Until three months ago, my only experience of coding was, like many thirty-somethings, in BASIC on a BBC Microcomputer. As an outsider, I’m surprised to learn how many competing languages are now in popular use – many seemingly similar in both syntax and potential application. For me, choosing one to adopt (as a starting point on my education) has been based on a few one-day tutorials and lot of asking around. Flash famously has its cards marked due the Apple problem; HTML5 editors like Adobe Edge and Tumult’s Hype are both in early versions with little support and much debate over shortcomings; then we get to the ‘longhand’ coding languages like Java, jquery and its cousins. Processing is Java-based but apparently designed, among other things, around the needs of visual artists looking for a way of ‘sketching’ ideas. It seems well-regarded by people I regard, plus it has good integration with the Arduino system (handy for future projects), so I’m having a go.
Is It Any Good?
The pros include its relative simplicity compared to purer Java languages, a good website hosted by the language’s designers, and of course the ubiquity of the Java platform which means ‘sketches’ (the Processing terminology for programs) can be fairly easily embedded into websites. Cons… no dashboard (icon-based GUI) so it has to be typed longhand. There are a few handy tools at your disposal, such as an Autoformat button to tidy up your lines of code, but nothing like the timelines and suchlike in Flash. The language itself is still pretty niche. Although it was invented ten years ago, its use is not that widespread, the reference manual only being written in 2007. The main issue for me so far is finding enough examples, online tutorials and discussions to find the answers I need. By the way, it doesn’t help that it has a daft name. Googling the keyword “processing” is about as useful as searching for the word “computing” online.
How’s It Going?
My 2 or 3 hours programming in BASIC in 1985 has not been overly helpful. Coding is apparently all about experience, i.e. time spent using the language, doing things that work, or don’t, fixing problems etc. The first problem I tried to answer – how to draw a line which stops when it meets another line – defeated me after some 10 hours of Googling and staring at other people’s code. I’ve since learnt there is a possible solution called PixelArray which tells the program to read the value of every pixel. As it stands I’m tackling the problem in a different way, so rather than draw lines, I am rendering rectangles whose dimensions are set by existing objects on the screen. In theory it should be a better way to get where I’m trying to go, though I’m now in a whole new world of pain, to do with creating a virtual archive of objects.

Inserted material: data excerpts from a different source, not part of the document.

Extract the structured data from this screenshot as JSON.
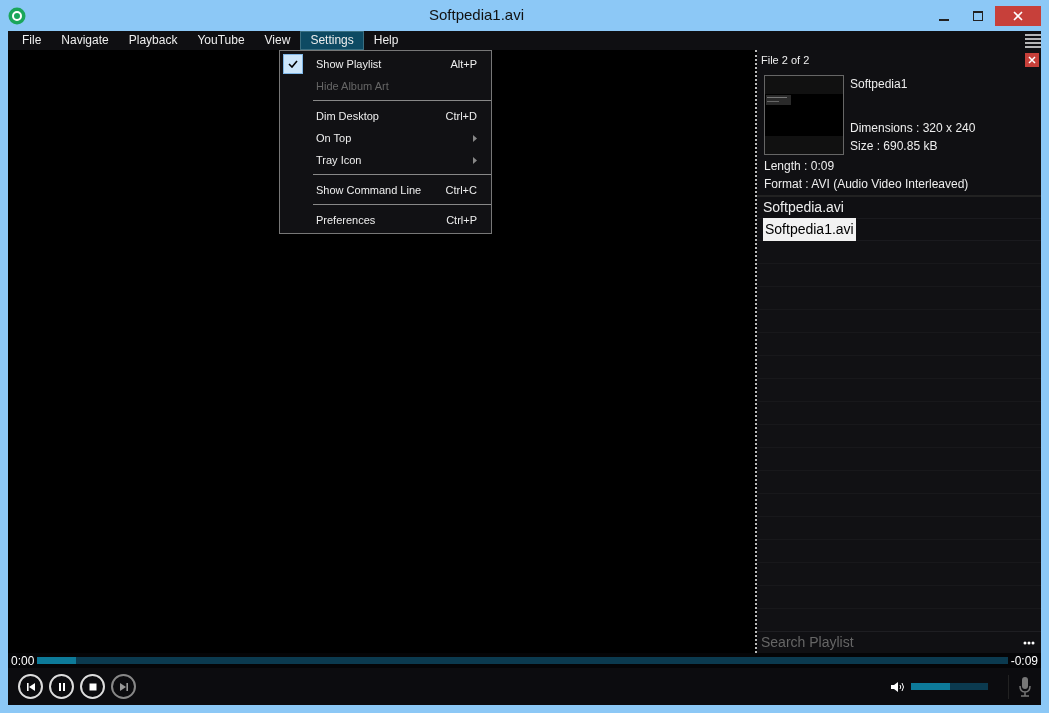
{
  "window": {
    "title": "Softpedia1.avi"
  },
  "menus": [
    {
      "label": "File",
      "selected": false
    },
    {
      "label": "Navigate",
      "selected": false
    },
    {
      "label": "Playback",
      "selected": false
    },
    {
      "label": "YouTube",
      "selected": false
    },
    {
      "label": "View",
      "selected": false
    },
    {
      "label": "Settings",
      "selected": true
    },
    {
      "label": "Help",
      "selected": false
    }
  ],
  "settings_menu": [
    {
      "kind": "item",
      "label": "Show Playlist",
      "shortcut": "Alt+P",
      "checked": true,
      "disabled": false,
      "submenu": false
    },
    {
      "kind": "item",
      "label": "Hide Album Art",
      "checked": false,
      "disabled": true,
      "submenu": false
    },
    {
      "kind": "separator"
    },
    {
      "kind": "item",
      "label": "Dim Desktop",
      "shortcut": "Ctrl+D",
      "checked": false,
      "disabled": false,
      "submenu": false
    },
    {
      "kind": "item",
      "label": "On Top",
      "checked": false,
      "disabled": false,
      "submenu": true
    },
    {
      "kind": "item",
      "label": "Tray Icon",
      "checked": false,
      "disabled": false,
      "submenu": true
    },
    {
      "kind": "separator"
    },
    {
      "kind": "item",
      "label": "Show Command Line",
      "shortcut": "Ctrl+C",
      "checked": false,
      "disabled": false,
      "submenu": false
    },
    {
      "kind": "separator"
    },
    {
      "kind": "item",
      "label": "Preferences",
      "shortcut": "Ctrl+P",
      "checked": false,
      "disabled": false,
      "submenu": false
    }
  ],
  "playlist": {
    "file_counter": "File 2 of 2",
    "info": {
      "title": "Softpedia1",
      "dimensions": "Dimensions : 320 x 240",
      "size": "Size : 690.85 kB",
      "length": "Length : 0:09",
      "format": "Format : AVI (Audio Video Interleaved)"
    },
    "items": [
      {
        "label": "Softpedia.avi",
        "selected": false
      },
      {
        "label": "Softpedia1.avi",
        "selected": true
      }
    ],
    "search": {
      "placeholder": "Search Playlist"
    }
  },
  "seek": {
    "elapsed": "0:00",
    "remaining": "-0:09",
    "level": 0.04
  },
  "controls": [
    {
      "kind": "previous",
      "disabled": false
    },
    {
      "kind": "pause",
      "disabled": false
    },
    {
      "kind": "stop",
      "disabled": false
    },
    {
      "kind": "next",
      "disabled": true
    }
  ],
  "volume": {
    "level": 0.5
  }
}
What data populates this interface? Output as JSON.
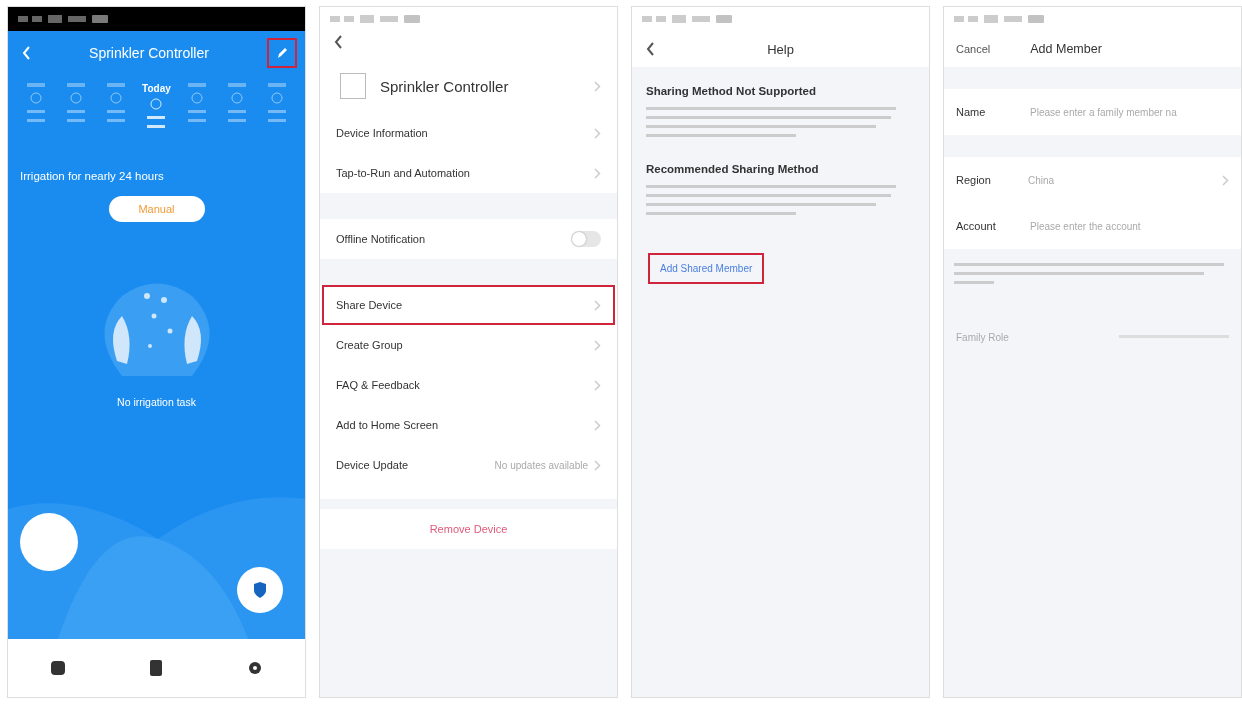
{
  "screens": [
    {
      "kind": "controller",
      "title": "Sprinkler Controller",
      "edit_highlighted": true,
      "today_label": "Today",
      "status_text": "Irrigation for nearly 24 hours",
      "mode_button": "Manual",
      "empty_text": "No irrigation task"
    },
    {
      "kind": "settings",
      "title": "Sprinkler Controller",
      "items": [
        {
          "kind": "link",
          "label": "Device Information",
          "highlighted": false
        },
        {
          "kind": "link",
          "label": "Tap-to-Run and Automation",
          "highlighted": false
        },
        {
          "kind": "toggle",
          "label": "Offline Notification",
          "on": false,
          "highlighted": false
        },
        {
          "kind": "link",
          "label": "Share Device",
          "highlighted": true
        },
        {
          "kind": "link",
          "label": "Create Group",
          "highlighted": false
        },
        {
          "kind": "link",
          "label": "FAQ & Feedback",
          "highlighted": false
        },
        {
          "kind": "link",
          "label": "Add to Home Screen",
          "highlighted": false
        },
        {
          "kind": "link",
          "label": "Device Update",
          "value": "No updates available",
          "highlighted": false
        }
      ],
      "remove_button": "Remove Device"
    },
    {
      "kind": "help",
      "title": "Help",
      "sections": [
        {
          "heading": "Sharing Method Not Supported"
        },
        {
          "heading": "Recommended Sharing Method"
        }
      ],
      "action": "Add Shared Member",
      "action_highlighted": true
    },
    {
      "kind": "form",
      "cancel": "Cancel",
      "title": "Add Member",
      "fields": [
        {
          "label": "Name",
          "placeholder": "Please enter a family member na"
        },
        {
          "label": "Region",
          "value": "China"
        },
        {
          "label": "Account",
          "placeholder": "Please enter the account"
        }
      ],
      "footer_label": "Family Role"
    }
  ]
}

In conclusion then, when Processing works it’s great, very satisfying. It follows a quite reasonable logic and if you can get your head around the maths, all can be well. The downside for me is that, it may be simplified from Java but it’s not quite simple enough. It still asks you to think like a computer rather than a human. Processing doesn’t operate fourth-dimensionally like Flash, but basically asks you to integrate everything into one very long mathematical equation. And that’s not how my brain works (yet).